According to FINRA, Eric Carl Willer was suspended from association with any FINRA member in all capacities for nine months for recommending potential investors purchase bonds in two private placement offerings without having a reasonable basis to believe the bonds were suitable for any investor and for negligently distributing misleading communications concerning the offerings. No monetary sanction was imposed in light of Willer's financial status.
Willer was found in violation of suitability and communications rules. He recommended that potential investors purchase bonds in two private placement offerings without conducting adequate due diligence. Willer performed no investigation of the issuer or its management in connection with the offerings, other than reviewing offering documents prepared by the issuers and promoters. This minimal level of due diligence was inadequate for a reasonable basis suitability determination, which requires representatives to have a reasonable basis to believe that a recommendation is suitable for at least some investors.
Furthermore, the offering documents Willer used and distributed to potential investors contained multiple material misrepresentations that he failed to recognize. As a result of his failure to conduct reasonable due diligence of the issuer, its management, and the offerings, Willer had no reasonable basis to believe that the offerings were suitable. Additionally, Willer negligently misrepresented and omitted material facts when he distributed the misleading offering documents to potential investors, who collectively invested $460,000 in the offerings.

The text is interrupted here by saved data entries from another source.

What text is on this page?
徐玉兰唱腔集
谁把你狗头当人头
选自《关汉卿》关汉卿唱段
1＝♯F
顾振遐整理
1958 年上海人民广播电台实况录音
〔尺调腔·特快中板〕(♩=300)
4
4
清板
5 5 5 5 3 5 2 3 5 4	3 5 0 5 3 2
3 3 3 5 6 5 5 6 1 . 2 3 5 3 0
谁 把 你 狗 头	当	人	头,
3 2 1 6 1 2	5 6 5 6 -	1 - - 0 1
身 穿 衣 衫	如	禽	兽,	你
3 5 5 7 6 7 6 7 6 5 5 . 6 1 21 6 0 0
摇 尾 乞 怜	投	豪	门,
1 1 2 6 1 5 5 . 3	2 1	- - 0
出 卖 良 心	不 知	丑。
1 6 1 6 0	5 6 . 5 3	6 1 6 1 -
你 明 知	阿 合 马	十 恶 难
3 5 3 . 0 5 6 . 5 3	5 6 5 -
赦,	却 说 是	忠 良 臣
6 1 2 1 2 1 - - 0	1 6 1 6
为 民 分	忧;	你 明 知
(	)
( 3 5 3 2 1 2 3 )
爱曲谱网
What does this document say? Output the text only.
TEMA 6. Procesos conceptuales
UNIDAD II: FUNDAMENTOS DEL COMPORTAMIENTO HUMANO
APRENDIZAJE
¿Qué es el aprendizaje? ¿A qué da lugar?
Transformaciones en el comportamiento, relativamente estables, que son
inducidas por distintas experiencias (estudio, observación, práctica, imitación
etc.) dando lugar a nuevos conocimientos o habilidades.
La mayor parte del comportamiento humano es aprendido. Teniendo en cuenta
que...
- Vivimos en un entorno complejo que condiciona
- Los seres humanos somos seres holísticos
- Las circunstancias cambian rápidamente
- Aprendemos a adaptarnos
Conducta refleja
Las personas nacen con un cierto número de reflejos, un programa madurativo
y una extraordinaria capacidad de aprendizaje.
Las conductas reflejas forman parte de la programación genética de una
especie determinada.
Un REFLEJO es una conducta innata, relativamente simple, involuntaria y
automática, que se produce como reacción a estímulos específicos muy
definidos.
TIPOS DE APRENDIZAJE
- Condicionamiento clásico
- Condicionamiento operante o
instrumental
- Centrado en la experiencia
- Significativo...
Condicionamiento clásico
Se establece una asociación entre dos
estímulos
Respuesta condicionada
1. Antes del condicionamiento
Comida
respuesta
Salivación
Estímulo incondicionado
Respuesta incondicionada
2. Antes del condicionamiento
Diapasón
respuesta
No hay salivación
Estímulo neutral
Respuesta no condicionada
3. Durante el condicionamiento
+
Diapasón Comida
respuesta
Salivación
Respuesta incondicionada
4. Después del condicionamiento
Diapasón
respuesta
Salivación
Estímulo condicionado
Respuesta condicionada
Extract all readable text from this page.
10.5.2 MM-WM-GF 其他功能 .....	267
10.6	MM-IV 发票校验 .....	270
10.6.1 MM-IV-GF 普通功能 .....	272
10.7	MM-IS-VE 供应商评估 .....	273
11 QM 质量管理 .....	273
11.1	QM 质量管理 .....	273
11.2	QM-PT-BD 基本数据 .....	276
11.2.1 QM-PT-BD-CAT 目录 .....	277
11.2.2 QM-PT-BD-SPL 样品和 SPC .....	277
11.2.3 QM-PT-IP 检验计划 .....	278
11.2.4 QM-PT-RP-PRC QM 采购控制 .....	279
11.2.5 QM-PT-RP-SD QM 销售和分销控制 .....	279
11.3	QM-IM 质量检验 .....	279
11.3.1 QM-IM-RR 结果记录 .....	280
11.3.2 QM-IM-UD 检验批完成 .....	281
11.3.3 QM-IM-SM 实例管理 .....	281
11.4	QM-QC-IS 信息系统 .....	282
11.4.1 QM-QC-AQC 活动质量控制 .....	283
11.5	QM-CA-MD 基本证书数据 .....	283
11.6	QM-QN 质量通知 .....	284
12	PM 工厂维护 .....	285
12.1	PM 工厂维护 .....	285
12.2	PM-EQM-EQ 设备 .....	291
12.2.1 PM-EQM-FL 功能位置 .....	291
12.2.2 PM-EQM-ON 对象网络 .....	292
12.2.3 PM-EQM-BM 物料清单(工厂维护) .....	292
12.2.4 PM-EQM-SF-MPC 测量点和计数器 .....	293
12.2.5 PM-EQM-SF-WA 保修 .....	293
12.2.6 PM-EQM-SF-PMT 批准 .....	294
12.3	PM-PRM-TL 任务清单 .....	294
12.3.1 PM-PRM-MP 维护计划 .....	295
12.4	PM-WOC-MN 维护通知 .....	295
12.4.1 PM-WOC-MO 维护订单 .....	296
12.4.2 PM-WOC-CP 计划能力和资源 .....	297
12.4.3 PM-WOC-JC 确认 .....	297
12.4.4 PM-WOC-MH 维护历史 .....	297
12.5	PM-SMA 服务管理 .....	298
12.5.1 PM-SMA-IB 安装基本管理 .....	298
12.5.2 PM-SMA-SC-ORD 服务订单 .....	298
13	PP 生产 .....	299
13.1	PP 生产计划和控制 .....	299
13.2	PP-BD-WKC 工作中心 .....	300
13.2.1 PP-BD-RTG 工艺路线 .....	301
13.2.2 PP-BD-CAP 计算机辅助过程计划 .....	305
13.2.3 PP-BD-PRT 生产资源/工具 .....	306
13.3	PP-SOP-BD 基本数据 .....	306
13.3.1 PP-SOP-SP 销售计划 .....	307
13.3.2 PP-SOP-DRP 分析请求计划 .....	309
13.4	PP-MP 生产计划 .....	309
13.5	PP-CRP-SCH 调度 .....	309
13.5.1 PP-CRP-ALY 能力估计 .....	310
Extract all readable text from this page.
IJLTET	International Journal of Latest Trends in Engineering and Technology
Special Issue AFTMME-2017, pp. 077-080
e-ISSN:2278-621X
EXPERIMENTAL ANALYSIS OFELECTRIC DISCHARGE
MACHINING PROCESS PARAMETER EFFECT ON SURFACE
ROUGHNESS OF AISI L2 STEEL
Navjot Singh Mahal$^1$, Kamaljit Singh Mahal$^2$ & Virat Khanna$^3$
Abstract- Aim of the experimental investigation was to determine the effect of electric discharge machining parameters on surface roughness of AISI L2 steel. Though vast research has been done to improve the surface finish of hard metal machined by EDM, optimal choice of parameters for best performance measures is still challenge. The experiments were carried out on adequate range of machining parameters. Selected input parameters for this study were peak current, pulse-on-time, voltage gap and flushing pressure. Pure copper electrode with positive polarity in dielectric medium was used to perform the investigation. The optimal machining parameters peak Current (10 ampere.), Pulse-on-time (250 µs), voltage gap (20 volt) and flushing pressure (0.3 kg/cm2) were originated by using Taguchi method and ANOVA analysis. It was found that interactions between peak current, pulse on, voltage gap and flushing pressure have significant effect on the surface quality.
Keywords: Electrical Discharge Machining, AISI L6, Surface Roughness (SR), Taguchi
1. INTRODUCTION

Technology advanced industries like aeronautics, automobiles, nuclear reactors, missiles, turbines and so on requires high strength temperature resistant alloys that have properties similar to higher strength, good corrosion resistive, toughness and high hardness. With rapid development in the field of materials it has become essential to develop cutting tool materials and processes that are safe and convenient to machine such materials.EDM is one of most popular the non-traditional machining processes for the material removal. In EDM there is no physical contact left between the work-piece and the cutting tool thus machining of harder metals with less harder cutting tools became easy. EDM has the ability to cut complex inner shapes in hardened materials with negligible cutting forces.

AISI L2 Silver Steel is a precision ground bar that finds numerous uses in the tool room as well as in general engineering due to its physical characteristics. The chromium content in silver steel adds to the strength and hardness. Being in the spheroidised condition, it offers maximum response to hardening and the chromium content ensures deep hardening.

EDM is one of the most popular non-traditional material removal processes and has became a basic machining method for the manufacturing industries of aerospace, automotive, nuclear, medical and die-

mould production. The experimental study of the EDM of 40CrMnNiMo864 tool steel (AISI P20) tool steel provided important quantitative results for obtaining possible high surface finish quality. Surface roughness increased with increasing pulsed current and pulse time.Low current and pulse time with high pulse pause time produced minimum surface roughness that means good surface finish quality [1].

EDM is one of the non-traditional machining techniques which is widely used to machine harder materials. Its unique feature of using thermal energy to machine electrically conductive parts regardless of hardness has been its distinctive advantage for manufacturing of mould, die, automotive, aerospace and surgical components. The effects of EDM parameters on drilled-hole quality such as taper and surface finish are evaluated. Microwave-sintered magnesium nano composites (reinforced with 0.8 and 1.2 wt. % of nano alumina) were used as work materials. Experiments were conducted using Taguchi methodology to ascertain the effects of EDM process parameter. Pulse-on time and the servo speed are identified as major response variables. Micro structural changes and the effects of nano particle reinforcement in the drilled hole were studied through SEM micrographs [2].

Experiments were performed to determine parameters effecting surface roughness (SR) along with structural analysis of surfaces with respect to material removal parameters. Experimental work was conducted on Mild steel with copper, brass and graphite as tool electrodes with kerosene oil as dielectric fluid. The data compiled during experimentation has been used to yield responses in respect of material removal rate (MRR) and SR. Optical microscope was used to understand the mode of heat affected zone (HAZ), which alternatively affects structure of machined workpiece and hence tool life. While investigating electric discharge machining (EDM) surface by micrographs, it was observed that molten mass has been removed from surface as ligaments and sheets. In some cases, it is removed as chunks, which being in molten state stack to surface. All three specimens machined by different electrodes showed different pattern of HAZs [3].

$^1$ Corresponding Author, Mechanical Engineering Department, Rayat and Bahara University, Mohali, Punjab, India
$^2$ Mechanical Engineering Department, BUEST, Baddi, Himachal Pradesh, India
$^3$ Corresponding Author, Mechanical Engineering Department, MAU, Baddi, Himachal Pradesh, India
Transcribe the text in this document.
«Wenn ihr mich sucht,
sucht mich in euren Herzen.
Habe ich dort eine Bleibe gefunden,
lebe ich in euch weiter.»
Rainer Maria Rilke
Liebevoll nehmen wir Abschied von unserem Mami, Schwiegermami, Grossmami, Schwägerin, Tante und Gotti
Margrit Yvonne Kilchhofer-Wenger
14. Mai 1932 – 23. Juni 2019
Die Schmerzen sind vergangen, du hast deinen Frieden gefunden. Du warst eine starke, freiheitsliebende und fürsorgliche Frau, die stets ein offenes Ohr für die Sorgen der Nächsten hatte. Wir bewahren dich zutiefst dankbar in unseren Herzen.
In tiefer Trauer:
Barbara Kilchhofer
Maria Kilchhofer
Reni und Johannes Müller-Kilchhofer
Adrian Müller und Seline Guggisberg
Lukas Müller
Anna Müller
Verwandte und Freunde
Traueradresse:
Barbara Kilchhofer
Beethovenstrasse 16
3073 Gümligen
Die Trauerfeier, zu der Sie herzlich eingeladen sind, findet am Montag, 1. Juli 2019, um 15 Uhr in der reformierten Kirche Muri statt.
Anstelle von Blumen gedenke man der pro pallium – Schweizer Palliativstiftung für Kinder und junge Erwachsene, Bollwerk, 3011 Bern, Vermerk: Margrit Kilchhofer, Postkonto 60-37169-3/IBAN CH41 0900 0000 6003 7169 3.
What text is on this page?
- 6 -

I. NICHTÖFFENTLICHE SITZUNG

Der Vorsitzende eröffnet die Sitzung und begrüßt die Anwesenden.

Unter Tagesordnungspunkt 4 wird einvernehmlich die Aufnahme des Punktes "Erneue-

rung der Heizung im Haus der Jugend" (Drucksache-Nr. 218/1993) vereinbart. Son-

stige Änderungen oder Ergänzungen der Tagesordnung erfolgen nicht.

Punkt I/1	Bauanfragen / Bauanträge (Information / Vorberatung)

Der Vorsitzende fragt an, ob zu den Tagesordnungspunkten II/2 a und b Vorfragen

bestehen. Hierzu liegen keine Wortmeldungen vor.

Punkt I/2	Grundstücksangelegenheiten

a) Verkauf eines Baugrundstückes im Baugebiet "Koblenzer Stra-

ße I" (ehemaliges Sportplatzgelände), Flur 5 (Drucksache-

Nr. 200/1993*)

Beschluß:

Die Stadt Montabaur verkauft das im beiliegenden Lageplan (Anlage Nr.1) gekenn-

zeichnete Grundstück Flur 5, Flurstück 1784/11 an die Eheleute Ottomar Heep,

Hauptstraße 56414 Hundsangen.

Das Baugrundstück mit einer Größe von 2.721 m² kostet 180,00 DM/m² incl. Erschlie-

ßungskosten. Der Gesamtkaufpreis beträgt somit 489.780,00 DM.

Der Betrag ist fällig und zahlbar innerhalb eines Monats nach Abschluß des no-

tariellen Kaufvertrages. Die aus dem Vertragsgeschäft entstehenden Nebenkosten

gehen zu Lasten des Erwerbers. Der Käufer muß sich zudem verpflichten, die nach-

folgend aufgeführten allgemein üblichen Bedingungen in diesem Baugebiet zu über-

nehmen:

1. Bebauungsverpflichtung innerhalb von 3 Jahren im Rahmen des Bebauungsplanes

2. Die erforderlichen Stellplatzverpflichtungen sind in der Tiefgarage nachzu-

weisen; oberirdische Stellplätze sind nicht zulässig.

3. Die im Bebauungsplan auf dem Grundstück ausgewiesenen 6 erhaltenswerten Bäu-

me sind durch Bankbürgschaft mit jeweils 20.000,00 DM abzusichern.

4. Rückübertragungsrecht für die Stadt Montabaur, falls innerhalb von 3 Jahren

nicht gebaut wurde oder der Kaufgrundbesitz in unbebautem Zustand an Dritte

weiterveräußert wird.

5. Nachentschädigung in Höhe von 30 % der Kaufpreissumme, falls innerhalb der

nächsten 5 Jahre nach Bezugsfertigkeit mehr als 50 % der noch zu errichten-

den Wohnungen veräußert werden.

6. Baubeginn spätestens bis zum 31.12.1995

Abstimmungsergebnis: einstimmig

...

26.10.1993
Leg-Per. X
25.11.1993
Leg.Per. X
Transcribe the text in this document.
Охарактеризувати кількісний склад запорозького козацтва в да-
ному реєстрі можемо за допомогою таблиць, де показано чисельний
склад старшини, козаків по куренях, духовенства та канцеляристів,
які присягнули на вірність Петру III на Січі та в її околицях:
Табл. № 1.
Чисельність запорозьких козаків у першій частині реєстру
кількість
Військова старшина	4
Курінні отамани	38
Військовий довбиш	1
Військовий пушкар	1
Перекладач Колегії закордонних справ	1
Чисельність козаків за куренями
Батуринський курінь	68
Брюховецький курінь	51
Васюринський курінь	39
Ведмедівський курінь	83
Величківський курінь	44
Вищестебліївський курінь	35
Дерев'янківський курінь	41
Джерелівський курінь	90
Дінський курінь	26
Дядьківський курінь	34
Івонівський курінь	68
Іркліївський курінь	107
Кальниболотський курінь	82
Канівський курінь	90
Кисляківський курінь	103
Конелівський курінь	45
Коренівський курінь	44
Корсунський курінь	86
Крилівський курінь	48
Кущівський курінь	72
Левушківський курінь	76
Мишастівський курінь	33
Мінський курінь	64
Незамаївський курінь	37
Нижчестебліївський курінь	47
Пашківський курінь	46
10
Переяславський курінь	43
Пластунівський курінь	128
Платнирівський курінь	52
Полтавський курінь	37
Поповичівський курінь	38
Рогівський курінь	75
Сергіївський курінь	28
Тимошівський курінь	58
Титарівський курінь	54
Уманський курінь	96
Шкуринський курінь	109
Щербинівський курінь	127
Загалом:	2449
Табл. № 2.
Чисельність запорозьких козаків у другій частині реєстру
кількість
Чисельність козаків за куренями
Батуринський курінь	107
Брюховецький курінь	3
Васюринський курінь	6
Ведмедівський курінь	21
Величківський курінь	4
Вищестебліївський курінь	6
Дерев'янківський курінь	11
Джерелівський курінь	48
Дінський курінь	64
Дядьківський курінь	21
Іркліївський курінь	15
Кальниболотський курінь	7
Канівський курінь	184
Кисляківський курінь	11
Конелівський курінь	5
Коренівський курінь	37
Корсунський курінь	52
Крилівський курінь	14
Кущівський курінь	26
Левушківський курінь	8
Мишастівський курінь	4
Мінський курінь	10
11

Private placement offerings involve securities that are not registered with the SEC and are typically sold to a limited number of investors. These investments often carry significant risks, including illiquidity, lack of public information, and heightened risk of fraud. Representatives recommending private placements have a heightened obligation to conduct thorough due diligence because these investments lack the disclosure and regulatory protections of registered securities. At a minimum, this due diligence should include investigating the issuer's business, financial condition, management team, use of proceeds, and risks.
Willer's reliance solely on offering documents prepared by the issuers and promoters was inadequate because these parties have obvious conflicts of interest and incentives to present the offerings in the most favorable light. Independent verification and investigation are essential. The fact that the offering documents contained material misrepresentations underscores the danger of taking promotional materials at face value. This case serves as a warning that representatives must conduct independent due diligence before recommending private placements, and that negligently distributing misleading materials can result in significant sanctions.